Yes, this comment was a leftover from an older version of code.

avm · 2024-01-29T15:41:55Z

include/nil/crypto3/math/domains/basic_radix2_domain.hpp

-                    for (std::size_t i = 0; i < a.size(); ++i) {
-                        a[i] = a[i] * sconst;
-                    }
+                    nil::crypto3::parallel_foreach(a.begin(), a.end(), [&sconst](value_type& v){v *= sconst.data;});


The convention of calling the data element a_i really helps make things clearer in other expressions, so I prefer it to just v. Also, consider leaving the loop body on a line by itself — I think it increases readability.

avm · 2024-01-29T15:44:57Z

include/nil/crypto3/math/domains/detail/basic_radix2_domain_aux.hpp


                    std::size_t m = 1;    // invariant: m = 2^{s-1}
+                    field_value_type w_m;


Why do we move the declaration of w_m outside of the loop?

Moved back.

avm · 2024-01-29T18:26:00Z

include/nil/crypto3/math/multithreading/thread_pool.hpp

+                static ThreadPool instance0(0, pool_size);
+                static ThreadPool instance1(1, pool_size);


Both thread pools get initialized simultaneously upon first execution of get_instance, but we may only ever need one of them. Is that a problem?
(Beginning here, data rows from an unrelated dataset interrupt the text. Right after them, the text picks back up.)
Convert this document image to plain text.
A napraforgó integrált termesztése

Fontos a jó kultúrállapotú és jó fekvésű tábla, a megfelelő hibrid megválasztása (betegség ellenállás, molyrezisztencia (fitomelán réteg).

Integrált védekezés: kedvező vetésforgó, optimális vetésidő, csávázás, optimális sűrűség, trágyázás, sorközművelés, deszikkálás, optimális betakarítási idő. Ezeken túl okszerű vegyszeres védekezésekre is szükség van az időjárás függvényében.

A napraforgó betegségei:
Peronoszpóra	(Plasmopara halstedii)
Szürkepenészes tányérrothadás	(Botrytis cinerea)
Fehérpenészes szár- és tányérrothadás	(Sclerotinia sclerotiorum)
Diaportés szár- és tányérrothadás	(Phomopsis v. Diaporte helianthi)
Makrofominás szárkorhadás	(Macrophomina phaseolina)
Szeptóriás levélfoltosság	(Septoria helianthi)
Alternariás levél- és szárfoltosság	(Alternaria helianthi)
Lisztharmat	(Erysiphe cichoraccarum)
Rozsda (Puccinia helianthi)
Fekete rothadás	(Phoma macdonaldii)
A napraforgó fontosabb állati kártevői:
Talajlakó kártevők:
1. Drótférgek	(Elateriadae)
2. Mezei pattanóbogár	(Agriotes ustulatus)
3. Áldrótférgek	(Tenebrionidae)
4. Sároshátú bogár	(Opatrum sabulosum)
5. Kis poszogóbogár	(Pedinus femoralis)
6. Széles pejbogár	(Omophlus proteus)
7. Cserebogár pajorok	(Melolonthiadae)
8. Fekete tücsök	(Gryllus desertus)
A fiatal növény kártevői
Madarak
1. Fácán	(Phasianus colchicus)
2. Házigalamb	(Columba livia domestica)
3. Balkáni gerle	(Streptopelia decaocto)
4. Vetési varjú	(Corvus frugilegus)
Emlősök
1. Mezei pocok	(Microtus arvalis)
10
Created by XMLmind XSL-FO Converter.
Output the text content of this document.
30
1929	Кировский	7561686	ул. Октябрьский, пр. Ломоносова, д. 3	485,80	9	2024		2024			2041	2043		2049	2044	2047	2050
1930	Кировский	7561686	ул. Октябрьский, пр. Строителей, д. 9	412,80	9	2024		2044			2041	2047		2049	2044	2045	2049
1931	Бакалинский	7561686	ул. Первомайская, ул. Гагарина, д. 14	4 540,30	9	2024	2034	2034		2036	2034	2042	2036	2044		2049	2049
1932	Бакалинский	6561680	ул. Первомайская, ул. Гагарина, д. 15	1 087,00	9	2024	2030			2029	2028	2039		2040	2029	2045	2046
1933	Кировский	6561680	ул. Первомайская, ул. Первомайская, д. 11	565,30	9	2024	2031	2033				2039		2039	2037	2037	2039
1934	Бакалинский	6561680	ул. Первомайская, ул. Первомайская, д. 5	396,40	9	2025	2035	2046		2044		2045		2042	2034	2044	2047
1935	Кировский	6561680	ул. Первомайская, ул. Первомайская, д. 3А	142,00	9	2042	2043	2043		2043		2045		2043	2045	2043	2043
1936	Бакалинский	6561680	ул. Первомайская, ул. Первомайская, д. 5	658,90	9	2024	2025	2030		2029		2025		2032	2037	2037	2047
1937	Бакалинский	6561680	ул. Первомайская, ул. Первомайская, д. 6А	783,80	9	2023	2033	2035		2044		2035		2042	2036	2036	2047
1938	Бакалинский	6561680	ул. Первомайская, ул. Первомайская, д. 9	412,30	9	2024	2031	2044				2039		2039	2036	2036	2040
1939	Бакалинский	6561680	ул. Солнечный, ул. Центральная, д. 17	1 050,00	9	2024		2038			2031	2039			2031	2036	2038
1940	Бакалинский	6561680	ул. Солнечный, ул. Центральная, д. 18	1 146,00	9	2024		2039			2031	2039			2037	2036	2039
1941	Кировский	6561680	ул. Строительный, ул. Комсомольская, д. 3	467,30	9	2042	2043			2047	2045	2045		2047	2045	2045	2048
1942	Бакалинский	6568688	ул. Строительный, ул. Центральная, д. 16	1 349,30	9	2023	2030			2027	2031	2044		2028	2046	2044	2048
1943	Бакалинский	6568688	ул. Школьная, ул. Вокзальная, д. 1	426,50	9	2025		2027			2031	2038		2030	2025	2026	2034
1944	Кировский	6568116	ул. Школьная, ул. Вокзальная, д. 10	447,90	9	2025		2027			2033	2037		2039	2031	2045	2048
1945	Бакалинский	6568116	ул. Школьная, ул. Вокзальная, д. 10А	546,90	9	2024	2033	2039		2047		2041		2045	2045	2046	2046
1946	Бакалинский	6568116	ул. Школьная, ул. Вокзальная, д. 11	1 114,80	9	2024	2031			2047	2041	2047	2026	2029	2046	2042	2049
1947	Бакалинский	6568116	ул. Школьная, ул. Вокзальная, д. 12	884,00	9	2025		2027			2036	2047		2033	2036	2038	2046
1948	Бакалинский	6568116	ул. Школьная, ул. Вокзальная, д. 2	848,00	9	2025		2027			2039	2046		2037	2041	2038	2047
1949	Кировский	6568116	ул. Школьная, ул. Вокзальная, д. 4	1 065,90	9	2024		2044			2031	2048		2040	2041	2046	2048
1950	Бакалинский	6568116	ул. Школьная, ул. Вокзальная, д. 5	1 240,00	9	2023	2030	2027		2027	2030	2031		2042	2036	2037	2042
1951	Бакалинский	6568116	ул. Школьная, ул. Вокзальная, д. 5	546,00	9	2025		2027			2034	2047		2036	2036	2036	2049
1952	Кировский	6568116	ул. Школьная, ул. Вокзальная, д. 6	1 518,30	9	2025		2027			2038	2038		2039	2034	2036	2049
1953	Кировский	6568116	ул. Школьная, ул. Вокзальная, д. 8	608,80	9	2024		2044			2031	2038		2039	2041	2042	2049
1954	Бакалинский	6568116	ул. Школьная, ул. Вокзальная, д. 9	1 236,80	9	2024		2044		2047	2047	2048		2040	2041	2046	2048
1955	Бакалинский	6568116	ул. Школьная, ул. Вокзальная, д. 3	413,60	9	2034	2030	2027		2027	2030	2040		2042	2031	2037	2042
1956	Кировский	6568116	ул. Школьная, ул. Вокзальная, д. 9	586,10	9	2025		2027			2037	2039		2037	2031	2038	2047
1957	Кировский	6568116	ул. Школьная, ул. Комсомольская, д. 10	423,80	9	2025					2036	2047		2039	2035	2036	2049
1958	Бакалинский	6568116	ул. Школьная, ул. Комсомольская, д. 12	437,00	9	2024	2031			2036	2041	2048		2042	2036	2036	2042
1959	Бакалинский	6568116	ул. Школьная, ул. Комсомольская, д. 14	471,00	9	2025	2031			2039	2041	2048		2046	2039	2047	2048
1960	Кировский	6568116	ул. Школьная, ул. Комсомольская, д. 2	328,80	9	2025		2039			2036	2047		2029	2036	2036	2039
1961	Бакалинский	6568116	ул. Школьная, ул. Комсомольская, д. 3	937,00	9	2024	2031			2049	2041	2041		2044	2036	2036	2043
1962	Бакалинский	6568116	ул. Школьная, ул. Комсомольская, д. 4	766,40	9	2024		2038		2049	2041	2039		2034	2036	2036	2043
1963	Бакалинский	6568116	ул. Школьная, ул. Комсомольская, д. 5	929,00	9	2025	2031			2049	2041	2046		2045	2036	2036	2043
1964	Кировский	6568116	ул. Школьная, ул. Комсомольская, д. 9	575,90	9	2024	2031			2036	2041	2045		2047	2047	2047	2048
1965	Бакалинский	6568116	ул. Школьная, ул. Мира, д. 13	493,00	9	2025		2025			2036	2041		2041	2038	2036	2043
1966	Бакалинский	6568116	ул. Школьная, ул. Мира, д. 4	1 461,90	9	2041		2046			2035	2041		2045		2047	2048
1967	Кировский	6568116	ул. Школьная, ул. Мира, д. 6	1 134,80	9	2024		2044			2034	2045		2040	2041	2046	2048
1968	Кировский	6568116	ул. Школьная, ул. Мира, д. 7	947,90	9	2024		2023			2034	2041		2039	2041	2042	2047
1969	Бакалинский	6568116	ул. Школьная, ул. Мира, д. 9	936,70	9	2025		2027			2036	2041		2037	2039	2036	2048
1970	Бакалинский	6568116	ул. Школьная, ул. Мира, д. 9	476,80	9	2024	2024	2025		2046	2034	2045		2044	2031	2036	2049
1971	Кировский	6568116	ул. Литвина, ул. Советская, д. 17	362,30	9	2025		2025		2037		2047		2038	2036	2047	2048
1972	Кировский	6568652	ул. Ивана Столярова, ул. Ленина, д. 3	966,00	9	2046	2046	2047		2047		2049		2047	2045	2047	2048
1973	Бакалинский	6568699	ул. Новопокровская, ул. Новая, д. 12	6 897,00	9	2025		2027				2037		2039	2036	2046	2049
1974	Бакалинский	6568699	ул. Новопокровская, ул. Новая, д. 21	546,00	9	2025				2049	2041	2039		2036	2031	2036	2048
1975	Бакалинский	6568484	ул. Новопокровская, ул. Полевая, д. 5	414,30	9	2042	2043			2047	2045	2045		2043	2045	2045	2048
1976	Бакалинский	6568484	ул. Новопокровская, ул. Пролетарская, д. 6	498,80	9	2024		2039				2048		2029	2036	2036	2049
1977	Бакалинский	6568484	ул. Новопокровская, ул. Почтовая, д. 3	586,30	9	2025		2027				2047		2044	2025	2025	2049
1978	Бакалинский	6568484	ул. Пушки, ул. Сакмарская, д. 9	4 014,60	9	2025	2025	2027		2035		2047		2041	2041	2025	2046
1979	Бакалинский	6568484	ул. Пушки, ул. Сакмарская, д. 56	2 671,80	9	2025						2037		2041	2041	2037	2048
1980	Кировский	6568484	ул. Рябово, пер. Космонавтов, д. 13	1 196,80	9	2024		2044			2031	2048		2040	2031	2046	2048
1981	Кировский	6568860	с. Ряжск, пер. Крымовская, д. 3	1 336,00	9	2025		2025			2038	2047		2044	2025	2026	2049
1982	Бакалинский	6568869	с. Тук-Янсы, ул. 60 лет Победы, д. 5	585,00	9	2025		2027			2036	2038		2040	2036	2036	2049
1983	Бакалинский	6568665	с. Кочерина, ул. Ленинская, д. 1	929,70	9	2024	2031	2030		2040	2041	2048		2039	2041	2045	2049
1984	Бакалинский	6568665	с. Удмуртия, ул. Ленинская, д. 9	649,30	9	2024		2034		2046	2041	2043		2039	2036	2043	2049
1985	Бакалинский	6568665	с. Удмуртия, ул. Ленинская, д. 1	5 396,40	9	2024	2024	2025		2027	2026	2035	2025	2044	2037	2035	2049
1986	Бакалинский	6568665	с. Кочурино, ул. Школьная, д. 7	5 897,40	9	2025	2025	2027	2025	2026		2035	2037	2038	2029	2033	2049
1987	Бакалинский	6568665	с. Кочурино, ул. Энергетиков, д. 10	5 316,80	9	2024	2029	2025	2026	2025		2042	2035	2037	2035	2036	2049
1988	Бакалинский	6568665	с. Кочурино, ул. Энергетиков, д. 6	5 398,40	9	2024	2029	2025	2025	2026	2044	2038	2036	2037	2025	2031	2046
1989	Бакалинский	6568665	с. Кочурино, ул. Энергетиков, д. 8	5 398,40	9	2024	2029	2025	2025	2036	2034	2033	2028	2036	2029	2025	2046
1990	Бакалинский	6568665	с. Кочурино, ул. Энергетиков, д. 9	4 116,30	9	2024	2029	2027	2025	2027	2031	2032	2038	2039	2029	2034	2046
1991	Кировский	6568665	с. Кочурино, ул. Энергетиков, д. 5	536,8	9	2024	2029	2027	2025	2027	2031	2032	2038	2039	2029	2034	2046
I was thinking about creating 2 separate functions, but then I was afraid that the function for instance1 can be simultaneously called from the threads of the intance0, and I'm not sure how safe it is during the initialization of instance1.

In practice (except the tests), 2 pools will always be used.

avm · 2024-01-29T18:30:23Z

include/nil/crypto3/math/multithreading/thread_pool.hpp

+
+                // Pool #0 will take care of the lowest level of operations, like polynomial operations.
+                // We want the minimal size of element_per_cpu to be 65536, otherwise the cores are not loaded.
+                if (pool_number == 0 && element_per_cpu < 65536) {


Since pool numbers bear special significance, I suggest using an enum instead of the magic constants 0 and 1.

avm · 2024-01-29T18:32:35Z

include/nil/crypto3/math/multithreading/thread_pool.hpp

+                std::size_t element_per_cpu = elements_count / cpu_usage;
+
+                // Pool #0 will take care of the lowest level of operations, like polynomial operations.
+                // We want the minimal size of element_per_cpu to be 65536, otherwise the cores are not loaded.


Please define a constant for the magic number.

avm · 2024-01-29T18:33:11Z

include/nil/crypto3/math/multithreading/thread_pool.hpp

+            boost::asio::thread_pool pool;
+            std::size_t pool_size;
+
+            // Each pool with know it's number.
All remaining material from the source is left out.